Abstract : Persons' identification in TV broadcast is one of the main tools to index this type of videos. The classical way is to use biometric face and speaker models, but, to cover a decent number of persons, costly annotations are needed. Over the recent years, several works have proposed to use other sources of names for identifying people, such as pronounced names and written names. The main idea is to form face/speaker clusters based on their similarities and to propagate these names onto clusters.
In this paper, we propose a method to take advantage of written names during the diarization process, in order to both name clusters and prevent the fusion of two clusters named differently. First, we extract written names with the LOOV tool; these names are associated to their co-occurring speaker turns / face tracks. Simultaneously, we build a multi-modal matrix of distances between speaker turns and face tracks. Then agglomerative clustering is performed on this matrix with the constraint to avoid merging clusters associated to different names.
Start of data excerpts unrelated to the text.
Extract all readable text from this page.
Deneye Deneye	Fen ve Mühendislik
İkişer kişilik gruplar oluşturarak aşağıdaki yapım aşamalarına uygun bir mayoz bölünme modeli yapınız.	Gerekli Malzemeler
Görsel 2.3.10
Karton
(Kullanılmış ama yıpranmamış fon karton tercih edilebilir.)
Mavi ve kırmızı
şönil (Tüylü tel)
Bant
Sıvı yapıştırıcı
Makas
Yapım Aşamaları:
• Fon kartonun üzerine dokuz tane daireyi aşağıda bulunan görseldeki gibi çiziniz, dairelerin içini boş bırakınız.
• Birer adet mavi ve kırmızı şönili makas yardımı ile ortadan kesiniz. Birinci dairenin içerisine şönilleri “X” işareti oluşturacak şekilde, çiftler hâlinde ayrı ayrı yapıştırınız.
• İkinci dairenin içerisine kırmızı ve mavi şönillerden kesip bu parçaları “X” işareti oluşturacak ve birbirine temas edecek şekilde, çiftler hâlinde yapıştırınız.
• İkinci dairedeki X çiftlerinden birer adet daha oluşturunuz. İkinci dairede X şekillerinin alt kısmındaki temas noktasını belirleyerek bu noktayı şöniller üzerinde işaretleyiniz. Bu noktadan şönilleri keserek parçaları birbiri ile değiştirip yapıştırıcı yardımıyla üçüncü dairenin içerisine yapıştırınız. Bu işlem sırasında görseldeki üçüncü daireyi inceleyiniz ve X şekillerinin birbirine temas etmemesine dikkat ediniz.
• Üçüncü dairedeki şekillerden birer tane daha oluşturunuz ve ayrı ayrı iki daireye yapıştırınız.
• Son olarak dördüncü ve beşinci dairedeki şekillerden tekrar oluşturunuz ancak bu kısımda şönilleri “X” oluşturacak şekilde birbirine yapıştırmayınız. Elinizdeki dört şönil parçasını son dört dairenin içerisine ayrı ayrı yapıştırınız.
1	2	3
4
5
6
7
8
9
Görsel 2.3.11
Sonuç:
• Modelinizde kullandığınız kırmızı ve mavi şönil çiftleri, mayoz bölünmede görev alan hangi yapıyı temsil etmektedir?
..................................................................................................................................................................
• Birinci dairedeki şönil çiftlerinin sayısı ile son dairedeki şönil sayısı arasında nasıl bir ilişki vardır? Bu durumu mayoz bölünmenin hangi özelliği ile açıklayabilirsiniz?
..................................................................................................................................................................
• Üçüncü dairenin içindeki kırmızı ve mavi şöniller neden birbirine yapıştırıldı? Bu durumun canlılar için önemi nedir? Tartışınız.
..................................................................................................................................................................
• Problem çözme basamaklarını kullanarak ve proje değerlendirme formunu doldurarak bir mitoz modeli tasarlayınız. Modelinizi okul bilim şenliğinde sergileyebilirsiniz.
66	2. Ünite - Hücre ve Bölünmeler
We also integrate the prediction of few biometric models (anchors, some journalists) to directly identify speaker turns / face tracks before the clustering process.
Our approach was evaluated on the REPERE corpus and reached an F-measure of 68.2% for speaker identification and 60.2% for face identification. Adding few biometric models improves results and leads to 82.4% and 65.6% for speaker and face identity respectively. By comparison, a mono-modal, supervised person identification system with 706 speaker models trained on matching development data and additional TV and radio data provides 67.8% F-measure, while 908 face models provide only 30.5% F-measure.